Plasma levels of mirtazapine are linearly related to dose over a dose range of 15 to 80 mg (1.78 times the maximum recommended dose). Steady state plasma levels of mirtazapine are attained within 5 days, with about 50% accumulation (accumulation ratio = 1.5). The (–) enantiomer has an elimination half-life that is approximately twice as long as the (+) enantiomer and therefore achieves plasma levels that are about 3 times as high as that of the (+) enantiomer.

Absorption

Mirtazapine has an absolute bioavailability of about 50% following oral administration. Peak plasma concentrations of mirtazapine are reached within about 2 hours post dose.

Food Effect

The presence of food in the stomach has a minimal effect on both the rate and extent of absorption.

Distribution

Mirtazapine is approximately 85% bound to plasma proteins over a concentration range of 0.01 to 10 mcg/mL.

Elimination

Mirtazapine has a half-life of about 20 to 40 hours following oral administration of mirtazapine tablets.

Metabolism

Mirtazapine is extensively metabolized after oral administration. Major pathways of bio-transformation are demethylation and hydroxylation followed by glucuronide conjugation. In vitro data from human liver microsomes indicate that CYP2D6 and CYP1A2 are involved in the formation of the 8-hydroxy metabolite of mirtazapine, whereas CYP3A is considered to be responsible for the formation of the N-desmethyl and N-oxide metabolite. Several unconjugated metabolites possess pharmacological activity but are present in the plasma at very low levels.

Excretion

Mirtazapine and its metabolites are eliminated predominantly (75%) via urine with 15% in feces.

Specific Populations

Geriatric Patients

Following oral administration of mirtazapine tablets 20 mg/day for 7 days to subjects of varying ages (range 25 to 74 years old), oral clearance of mirtazapine was reduced in the elderly compared to the younger subjects. The clearance in elderly males was 40% lower compared to younger males, while the clearance was 10% lower in elderly females compared to younger females [see Warnings and Precautions (5.15), Use in Specific Populations (8.5)].

Male and Female Patients

The mean elimination half-life of mirtazapine after oral administration ranges from approximately 20 to 40 hours across age and gender subgroups, with females of all ages exhibiting significantly longer elimination half-lives than males (mean half-life of 37 hours for females vs. 26 hours for males).

Race

There have been no clinical studies to evaluate the effect of race on the pharmacokinetics of mirtazapine.

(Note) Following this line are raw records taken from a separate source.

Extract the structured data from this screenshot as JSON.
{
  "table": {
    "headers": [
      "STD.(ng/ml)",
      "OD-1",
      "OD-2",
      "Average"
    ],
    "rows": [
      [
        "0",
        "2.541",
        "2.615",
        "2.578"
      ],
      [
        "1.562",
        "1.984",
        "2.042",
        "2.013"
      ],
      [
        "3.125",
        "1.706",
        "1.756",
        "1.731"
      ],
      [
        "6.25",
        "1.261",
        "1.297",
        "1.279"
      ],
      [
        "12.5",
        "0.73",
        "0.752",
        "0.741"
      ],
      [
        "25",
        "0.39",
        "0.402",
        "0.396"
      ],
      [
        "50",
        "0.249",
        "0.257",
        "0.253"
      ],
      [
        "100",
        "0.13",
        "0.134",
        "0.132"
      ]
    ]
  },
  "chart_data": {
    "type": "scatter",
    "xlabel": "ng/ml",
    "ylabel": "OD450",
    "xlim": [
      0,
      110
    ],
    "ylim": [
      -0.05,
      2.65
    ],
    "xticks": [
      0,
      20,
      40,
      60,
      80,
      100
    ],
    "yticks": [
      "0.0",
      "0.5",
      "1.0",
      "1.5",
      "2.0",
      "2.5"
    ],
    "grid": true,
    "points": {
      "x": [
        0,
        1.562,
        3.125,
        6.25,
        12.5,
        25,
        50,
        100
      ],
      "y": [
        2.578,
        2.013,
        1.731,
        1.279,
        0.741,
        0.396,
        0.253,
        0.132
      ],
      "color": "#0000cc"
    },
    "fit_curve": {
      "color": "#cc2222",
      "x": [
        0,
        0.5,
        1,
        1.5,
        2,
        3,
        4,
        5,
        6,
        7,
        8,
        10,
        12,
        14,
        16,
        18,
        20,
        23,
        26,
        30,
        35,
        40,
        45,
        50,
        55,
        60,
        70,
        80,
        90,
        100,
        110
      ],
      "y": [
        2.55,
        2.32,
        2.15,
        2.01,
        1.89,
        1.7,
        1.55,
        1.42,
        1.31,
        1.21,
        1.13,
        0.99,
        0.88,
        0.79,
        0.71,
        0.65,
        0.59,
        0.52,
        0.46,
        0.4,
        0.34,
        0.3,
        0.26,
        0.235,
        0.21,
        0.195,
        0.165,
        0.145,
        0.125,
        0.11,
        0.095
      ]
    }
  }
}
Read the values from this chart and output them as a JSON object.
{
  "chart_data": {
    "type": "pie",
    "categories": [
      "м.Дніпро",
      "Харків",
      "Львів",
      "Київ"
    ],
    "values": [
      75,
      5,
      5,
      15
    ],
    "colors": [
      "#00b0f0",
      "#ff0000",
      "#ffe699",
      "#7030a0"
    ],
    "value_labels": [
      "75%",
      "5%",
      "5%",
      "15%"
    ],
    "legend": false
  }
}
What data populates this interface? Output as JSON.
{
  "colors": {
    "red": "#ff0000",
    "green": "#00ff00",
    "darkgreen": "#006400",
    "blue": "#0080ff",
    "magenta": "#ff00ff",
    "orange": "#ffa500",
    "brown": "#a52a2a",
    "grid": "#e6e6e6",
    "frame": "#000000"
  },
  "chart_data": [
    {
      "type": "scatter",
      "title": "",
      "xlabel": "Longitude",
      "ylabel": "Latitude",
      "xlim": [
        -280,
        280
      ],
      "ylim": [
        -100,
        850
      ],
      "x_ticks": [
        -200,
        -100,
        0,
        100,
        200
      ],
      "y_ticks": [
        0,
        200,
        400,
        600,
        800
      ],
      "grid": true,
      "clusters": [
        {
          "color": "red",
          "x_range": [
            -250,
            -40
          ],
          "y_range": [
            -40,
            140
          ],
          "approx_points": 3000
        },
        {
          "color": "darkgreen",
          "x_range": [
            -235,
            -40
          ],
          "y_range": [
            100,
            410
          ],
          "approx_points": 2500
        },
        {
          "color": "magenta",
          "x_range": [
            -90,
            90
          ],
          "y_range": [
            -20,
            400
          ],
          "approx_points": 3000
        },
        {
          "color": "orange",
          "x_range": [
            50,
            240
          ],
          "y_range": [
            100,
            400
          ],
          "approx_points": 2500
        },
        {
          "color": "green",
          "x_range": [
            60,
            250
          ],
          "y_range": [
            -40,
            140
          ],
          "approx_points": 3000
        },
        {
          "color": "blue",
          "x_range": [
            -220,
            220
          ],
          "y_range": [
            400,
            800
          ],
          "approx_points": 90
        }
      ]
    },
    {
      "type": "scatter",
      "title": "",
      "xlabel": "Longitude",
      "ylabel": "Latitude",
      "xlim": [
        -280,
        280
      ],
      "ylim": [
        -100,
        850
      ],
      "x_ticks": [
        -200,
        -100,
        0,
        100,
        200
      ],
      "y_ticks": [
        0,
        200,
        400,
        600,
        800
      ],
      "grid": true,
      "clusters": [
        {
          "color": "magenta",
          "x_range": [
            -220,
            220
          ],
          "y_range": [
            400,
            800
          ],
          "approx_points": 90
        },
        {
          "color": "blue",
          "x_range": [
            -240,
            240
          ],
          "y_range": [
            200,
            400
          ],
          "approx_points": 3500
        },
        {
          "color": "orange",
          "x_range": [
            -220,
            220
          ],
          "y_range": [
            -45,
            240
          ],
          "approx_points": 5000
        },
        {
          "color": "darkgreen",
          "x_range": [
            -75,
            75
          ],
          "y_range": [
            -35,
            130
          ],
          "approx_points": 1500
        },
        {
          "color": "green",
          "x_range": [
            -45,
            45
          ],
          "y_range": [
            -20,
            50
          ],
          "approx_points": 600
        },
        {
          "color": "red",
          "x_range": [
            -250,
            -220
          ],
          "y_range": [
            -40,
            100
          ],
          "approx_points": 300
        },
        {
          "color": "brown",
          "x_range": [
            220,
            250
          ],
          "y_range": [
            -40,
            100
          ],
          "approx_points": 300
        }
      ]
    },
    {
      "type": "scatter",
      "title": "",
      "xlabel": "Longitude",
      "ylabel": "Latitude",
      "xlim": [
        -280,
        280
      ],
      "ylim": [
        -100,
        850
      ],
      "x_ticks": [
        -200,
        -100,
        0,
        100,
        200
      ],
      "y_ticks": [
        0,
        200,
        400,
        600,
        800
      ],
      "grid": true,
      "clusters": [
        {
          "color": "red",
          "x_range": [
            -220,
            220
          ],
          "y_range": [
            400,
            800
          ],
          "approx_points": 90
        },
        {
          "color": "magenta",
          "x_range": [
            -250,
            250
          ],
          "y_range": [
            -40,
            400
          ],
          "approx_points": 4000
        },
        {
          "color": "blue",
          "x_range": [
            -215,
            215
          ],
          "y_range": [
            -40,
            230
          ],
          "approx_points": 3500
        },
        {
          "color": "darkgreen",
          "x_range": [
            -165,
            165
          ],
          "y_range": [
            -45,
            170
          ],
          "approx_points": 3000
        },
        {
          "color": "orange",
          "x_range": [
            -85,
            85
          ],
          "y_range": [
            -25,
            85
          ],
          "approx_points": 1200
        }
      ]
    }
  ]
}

Patients with Renal Impairment

When compared to subjects with normal renal function, total body clearance of mirtazapine was reduced approximately 30% in renal impaired patients with GFR = 11–39 mL/min/1.73 m² and approximately 50% in renal impaired patients with GFR = < 10 mL/min/1.73 m²) [see Warnings and Precautions (5.15), Use in Specific Populations (8.6)].